Length of pericyst (incl. operculum): 67 (73) 80
Length of pericyst (excl. operculum): 56 (66) 75
Length of endocyst (incl. operculum): 63 (67) 74
Length of endocyst (excl. operculum): 46 (58) 68
Width of pericyst: 56 (68) 79
Width of endocyst: 47 (60) 72
Affinities/Comparison:
Yalkalpodinium elangiana differs from the genotype, Y. scutum Morgan 1980, in not exhibiting paracingular protrusions and in having sporadically ornamented endophragm, microreticulate periphragm, being paratabulate, of intermediate size and having a compound operculum. Yalkalpodinium indicum (Jain & Taugourdeau-Lanz 1973) Morgan 1980 is similar in morphology to Y. scutum, but has a small apical horn. The species Ambonosphaera hemicavata Prauss 1989 is similar in overall morphology and size to Yalkalpodinium elangiana. However, A. hemicavata is bicavate and significantly more longitudinally elongate. The parasulcus in A. hemicavata is relatively wide and prominent, with several small claustra inserted around the antapical parasulcal paraplate. Furthermore, Prauss (1989) described the endophragm of A. hemicavata as being 'fossulate, alveolate as well as rugulate to baculate' (translation). The endophragm of Y. elangiana is never fossulate (grooved) or alveolate (punctoreticulate). Morgan (1980) transfereed the Tithonian Cyclonephelium areolatum Cookson & Eisenack 1960 to Yalkalpodinium. However, this was rejected by Stover & Williams (1987, p. 231) as, in their opinion, this taxon is questionably cavate and lenticular. We disagree with Stover & Williams (1987) as the holotype and our topotype material show indisputable cavation. However, we suggest a provisional transfer to Yalkalpodinium on the basis that we have seen no evidence of claustra. Furthermore, in Y? areolatum the endophragm bears many more periphragm support structures than in Y. elangiana, and the condition approaches holocavation. .The other two unequivocal species of Yalkalpodinium, Y. indicum and Y. scutum are both Early Cretaceous (Neocomian-Albian) Indo-Pacific species and may be conspecific.

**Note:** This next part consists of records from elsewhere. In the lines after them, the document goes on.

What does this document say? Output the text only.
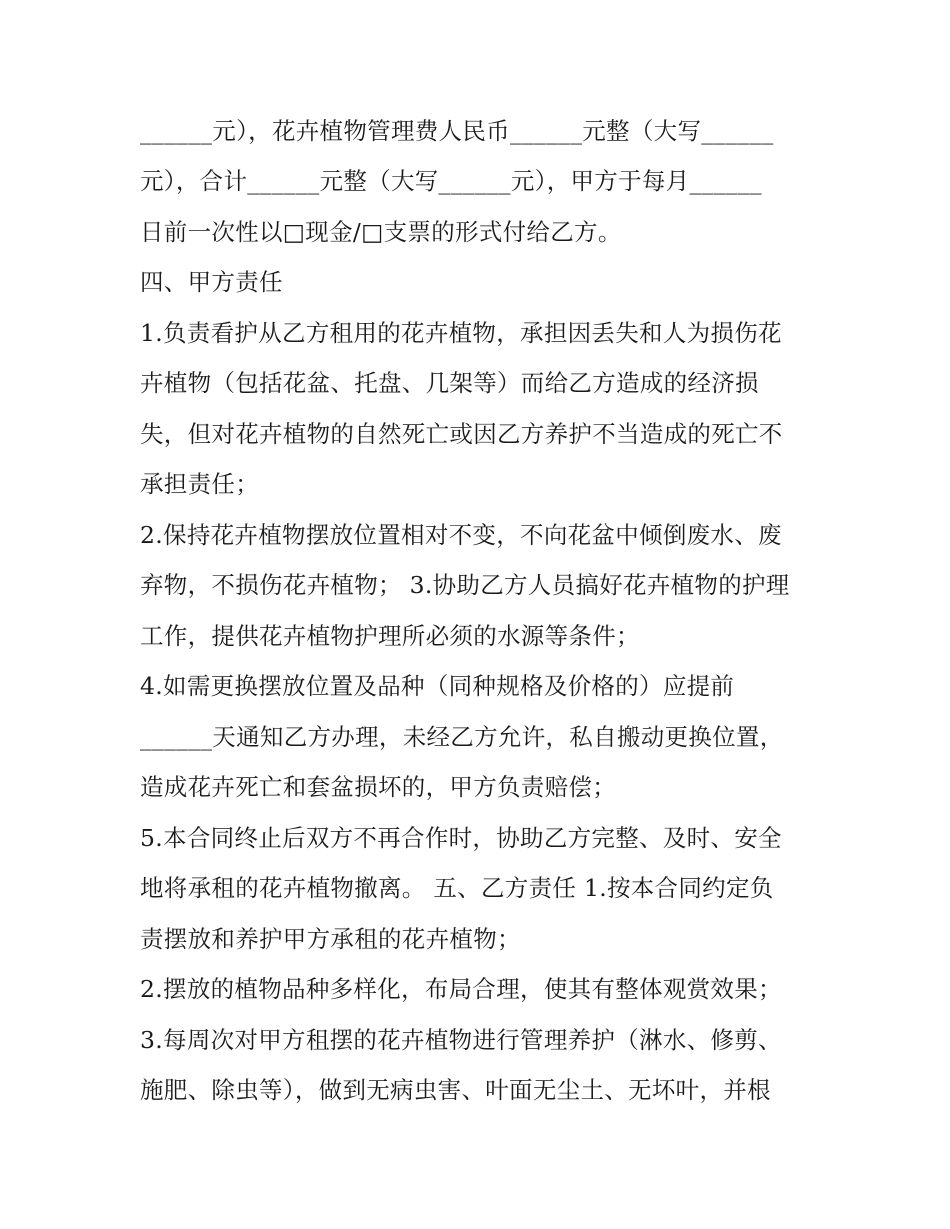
______元），花卉植物管理费人民币______元整（大写______
元），合计______元整（大写______元），甲方于每月______
日前一次性以□现金/□支票的形式付给乙方。
四、甲方责任
1.负责看护从乙方租用的花卉植物，承担因丢失和人为损伤花
卉植物（包括花盆、托盘、几架等）而给乙方造成的经济损
失，但对花卉植物的自然死亡或因乙方养护不当造成的死亡不
承担责任；
2.保持花卉植物摆放位置相对不变，不向花盆中倾倒废水、废
弃物，不损伤花卉植物； 3.协助乙方人员搞好花卉植物的护理
工作，提供花卉植物护理所必须的水源等条件；
4.如需更换摆放位置及品种（同种规格及价格的）应提前
______天通知乙方办理，未经乙方允许，私自搬动更换位置，
造成花卉死亡和套盆损坏的，甲方负责赔偿；
5.本合同终止后双方不再合作时，协助乙方完整、及时、安全
地将承租的花卉植物撤离。 五、乙方责任 1.按本合同约定负
责摆放和养护甲方承租的花卉植物；
2.摆放的植物品种多样化，布局合理，使其有整体观赏效果；
3.每周次对甲方租摆的花卉植物进行管理养护（淋水、修剪、
施肥、除虫等），做到无病虫害、叶面无尘土、无坏叶，并根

Comments. The apical archaeopyle in this species has normally operated and the resulting prominent midventral parasulcal notch, formed by the loss of the relatively large 1' paraplate, is a characteristc feature. The operculum appears to be compound; the 1' paraplate frequently is observed detached from both the loisthocyst and the other apical paraplates. Specimens of Yalkalpodinium elangiana may rarely have thin, solid processes inserted between the cyst wall layers in the peripheral regions in both hemispheres. These processes are not consistently and/or extensively developed and therefore the species is deemed to be circumcavate and not holocavate. The periphragm is microreticulate to occasionally microscabrate; it encloses a pericoel which is usually best developed on the hypocyst and is typically 5-6 µm wide. The lacunae in the periphragm have widely differing concentrations, for example they are often relatively sparse in the middorsal and midventral areas. They are also virtually absent in the paracingulum and parasulcus. By contrast, they may be relatively densely inserted in the peripheral areas of the cyst. The lacunae are normally between 1 and 2 µm in diameter. One, occasionally two, ovoidal claustra may penetrate the periphragm at the antapex. Claustra are also present in the genotype, Yalkalpodinium scutum (see Morgan, 1980. pl31, figs 15-18). The two cyst layers are in contact over most of the dorsal and ventral areas, and there is a distinct border marking wall separation approaching the cyst periphery. The species may exhibit one or more dark, subspherical accumulation bodies within the endocoel of the cyst, normally close to the paracingular area. The paracingulum is essentially equatorial in position, however the hypocyst may be slightly longer than the epicyst.